Parce que l’homme est un animal envieux ?

Non, je vois dans ce phénomène l’effet concomitant de l’augmentation des inégalités et de la logique de compétition profondément ancrée en l’homme. L’importance que nous accordons aux biens positionnels relève à mes yeux de deux niveaux d’explication. Premièrement, notre consommation a des conséquences tangibles, dont il est parfaitement légitime de se soucier. Les signaux que chacun envoie à son environnement sur son rang nourrissent ou handicapent très concrètement sa réussite. Dans le milieu des avocats, par exemple, la montre que vous portez au poignet ou la voiture que vous conduisez dit quelque chose de votre succès et donc (à tort ou à raison) de votre compétence, ce qui alimente en retour votre succès. Plutôt qu’une forme de consommation ostentatoire, ce sont à bien des égards des dépenses d’investissement. Dans le même ordre d’idée, dès lors que la qualité des écoles est fortement liée à la qualité du quartier, tous les parents qui souhaitent donner les meilleures chances de réussite à leurs enfants veulent acheter un logement dans un secteur socialement favorisé, ce qui entraîne un certain standing (surface, nombre de salles de bains, etc.). C’est la première raison pour laquelle les objets « de luxe » ont acquis une telle importance, pourquoi chacun veut posséder quelque chose qui semble « spécial », et pourquoi le virus du luxe est contagieux.

Mais il existe peut-être un autre niveau d’explication : à l’échelle de l’espèce, les ressources relatives des individus influencent si souvent leur réussite réelle que l’évolution a sans doute fabriqué un système nerveux humain directement soucieux de position relative.
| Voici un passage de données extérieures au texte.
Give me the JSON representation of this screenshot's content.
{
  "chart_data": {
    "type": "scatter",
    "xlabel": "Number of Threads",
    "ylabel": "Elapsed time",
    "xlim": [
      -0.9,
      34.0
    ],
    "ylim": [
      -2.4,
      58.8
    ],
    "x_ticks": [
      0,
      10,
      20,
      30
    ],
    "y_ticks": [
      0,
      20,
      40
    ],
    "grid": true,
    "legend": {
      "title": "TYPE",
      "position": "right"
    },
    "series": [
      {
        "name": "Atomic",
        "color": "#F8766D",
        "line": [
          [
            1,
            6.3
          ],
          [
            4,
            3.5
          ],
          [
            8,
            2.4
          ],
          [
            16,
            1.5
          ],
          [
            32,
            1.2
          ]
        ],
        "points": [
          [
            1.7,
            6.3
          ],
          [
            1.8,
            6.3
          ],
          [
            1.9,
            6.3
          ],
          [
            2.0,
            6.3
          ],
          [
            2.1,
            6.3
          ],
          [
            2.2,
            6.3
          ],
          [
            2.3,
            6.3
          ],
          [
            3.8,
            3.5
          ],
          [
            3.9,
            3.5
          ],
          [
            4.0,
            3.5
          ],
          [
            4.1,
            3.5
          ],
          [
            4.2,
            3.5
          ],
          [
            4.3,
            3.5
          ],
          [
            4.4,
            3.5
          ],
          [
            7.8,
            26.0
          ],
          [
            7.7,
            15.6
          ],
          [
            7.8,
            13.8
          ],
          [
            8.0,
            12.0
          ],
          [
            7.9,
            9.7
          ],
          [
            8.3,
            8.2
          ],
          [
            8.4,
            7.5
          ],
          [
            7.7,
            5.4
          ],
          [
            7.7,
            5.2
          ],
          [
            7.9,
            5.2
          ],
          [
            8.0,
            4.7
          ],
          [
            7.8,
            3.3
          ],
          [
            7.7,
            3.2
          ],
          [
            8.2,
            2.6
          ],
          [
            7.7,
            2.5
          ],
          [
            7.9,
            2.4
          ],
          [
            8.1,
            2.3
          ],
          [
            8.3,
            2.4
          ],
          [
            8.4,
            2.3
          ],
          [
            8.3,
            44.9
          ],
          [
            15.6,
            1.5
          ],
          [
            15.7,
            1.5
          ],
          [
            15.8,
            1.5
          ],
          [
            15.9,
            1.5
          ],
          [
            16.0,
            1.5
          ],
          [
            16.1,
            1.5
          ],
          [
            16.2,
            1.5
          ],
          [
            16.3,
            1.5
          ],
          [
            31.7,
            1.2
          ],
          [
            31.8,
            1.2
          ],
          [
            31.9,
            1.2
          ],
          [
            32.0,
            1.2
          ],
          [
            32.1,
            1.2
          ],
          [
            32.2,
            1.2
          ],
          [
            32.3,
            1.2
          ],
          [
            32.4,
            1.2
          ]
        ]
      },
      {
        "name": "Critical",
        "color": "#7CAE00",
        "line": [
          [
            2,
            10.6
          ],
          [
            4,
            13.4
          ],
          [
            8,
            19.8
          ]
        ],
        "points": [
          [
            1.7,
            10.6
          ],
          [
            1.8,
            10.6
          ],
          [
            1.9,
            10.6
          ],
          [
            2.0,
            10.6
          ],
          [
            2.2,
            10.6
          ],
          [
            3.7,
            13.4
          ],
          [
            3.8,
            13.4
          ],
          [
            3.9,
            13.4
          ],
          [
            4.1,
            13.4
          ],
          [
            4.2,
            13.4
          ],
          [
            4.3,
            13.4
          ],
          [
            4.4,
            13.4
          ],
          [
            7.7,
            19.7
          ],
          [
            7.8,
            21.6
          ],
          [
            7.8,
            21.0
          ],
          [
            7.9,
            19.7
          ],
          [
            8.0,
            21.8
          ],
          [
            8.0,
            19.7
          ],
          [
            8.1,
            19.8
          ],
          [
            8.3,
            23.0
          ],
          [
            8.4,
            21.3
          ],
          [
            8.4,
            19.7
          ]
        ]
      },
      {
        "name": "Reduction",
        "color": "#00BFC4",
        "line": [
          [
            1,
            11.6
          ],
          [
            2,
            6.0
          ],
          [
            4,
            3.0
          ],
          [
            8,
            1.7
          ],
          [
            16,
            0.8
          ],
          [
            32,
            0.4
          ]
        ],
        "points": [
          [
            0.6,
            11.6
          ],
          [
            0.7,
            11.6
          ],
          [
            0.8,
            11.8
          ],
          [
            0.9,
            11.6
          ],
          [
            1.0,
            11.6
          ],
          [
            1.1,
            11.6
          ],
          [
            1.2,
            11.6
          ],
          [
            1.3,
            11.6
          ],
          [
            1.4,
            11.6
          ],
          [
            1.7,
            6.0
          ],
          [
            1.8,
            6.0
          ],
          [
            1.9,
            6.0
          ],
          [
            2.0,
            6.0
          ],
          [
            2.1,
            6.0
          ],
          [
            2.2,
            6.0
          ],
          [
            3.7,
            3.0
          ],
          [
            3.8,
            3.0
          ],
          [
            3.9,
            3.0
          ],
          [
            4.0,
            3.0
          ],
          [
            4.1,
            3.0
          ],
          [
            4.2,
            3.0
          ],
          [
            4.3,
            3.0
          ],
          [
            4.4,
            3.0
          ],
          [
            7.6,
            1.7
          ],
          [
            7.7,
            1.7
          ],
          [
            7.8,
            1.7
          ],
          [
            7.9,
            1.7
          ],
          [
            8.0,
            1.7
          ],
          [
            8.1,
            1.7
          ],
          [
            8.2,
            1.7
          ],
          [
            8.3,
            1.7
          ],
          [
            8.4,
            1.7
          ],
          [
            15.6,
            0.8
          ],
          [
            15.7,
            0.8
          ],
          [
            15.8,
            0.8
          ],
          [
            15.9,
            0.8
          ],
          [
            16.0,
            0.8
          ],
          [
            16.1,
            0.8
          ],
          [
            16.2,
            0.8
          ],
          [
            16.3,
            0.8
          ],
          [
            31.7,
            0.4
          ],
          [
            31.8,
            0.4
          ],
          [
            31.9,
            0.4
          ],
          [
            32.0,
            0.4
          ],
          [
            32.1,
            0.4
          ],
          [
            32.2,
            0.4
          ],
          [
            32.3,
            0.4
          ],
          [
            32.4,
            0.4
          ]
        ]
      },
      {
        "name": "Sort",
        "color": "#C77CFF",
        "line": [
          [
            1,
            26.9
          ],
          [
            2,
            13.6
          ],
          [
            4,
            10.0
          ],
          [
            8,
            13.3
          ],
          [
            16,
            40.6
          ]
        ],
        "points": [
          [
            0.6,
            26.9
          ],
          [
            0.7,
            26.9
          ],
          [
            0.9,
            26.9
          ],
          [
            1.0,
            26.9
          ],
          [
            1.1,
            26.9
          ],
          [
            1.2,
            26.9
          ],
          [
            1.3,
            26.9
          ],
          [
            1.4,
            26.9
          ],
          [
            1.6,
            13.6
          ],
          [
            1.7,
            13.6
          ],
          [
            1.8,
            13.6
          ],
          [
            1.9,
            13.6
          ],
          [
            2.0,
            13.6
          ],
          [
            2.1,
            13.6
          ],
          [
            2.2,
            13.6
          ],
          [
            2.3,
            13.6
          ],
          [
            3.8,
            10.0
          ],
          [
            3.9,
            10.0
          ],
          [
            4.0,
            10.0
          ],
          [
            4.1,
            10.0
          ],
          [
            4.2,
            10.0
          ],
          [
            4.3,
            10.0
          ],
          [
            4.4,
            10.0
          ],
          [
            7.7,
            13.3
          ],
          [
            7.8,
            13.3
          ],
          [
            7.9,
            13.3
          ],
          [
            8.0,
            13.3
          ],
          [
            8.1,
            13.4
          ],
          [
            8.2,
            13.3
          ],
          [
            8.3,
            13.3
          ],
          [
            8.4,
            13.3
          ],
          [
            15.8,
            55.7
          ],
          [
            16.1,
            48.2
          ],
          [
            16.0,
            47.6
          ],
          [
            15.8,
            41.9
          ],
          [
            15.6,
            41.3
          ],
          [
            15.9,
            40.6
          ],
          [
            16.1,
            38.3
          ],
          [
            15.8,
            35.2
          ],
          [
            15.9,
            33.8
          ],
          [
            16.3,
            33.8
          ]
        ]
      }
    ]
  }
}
Selon la théorie de la sélection naturelle, un animal assure sa victoire reproductive sur ses concurrents en possédant des ressources relatives plus importantes qu’eux. Même dans les périodes de famine, il y a toujours une certaine quantité de nourriture disponible. La position relative des individus décide de qui sera nourri. Voilà pourquoi la croissance disproportionnée des revenus au sommet de l’échelle, avec le type de consommation qu’elle engendre, entraîne la cascade de dépenses dont je parlais : pour conserver son avantage relatif, tout le monde participe à la course au luxe.

 

Vous semblez le déplorer. Mais où est le problème, si l’on exclut d’éventuelles considérations morales sur l’apparente frivolité des hommes ?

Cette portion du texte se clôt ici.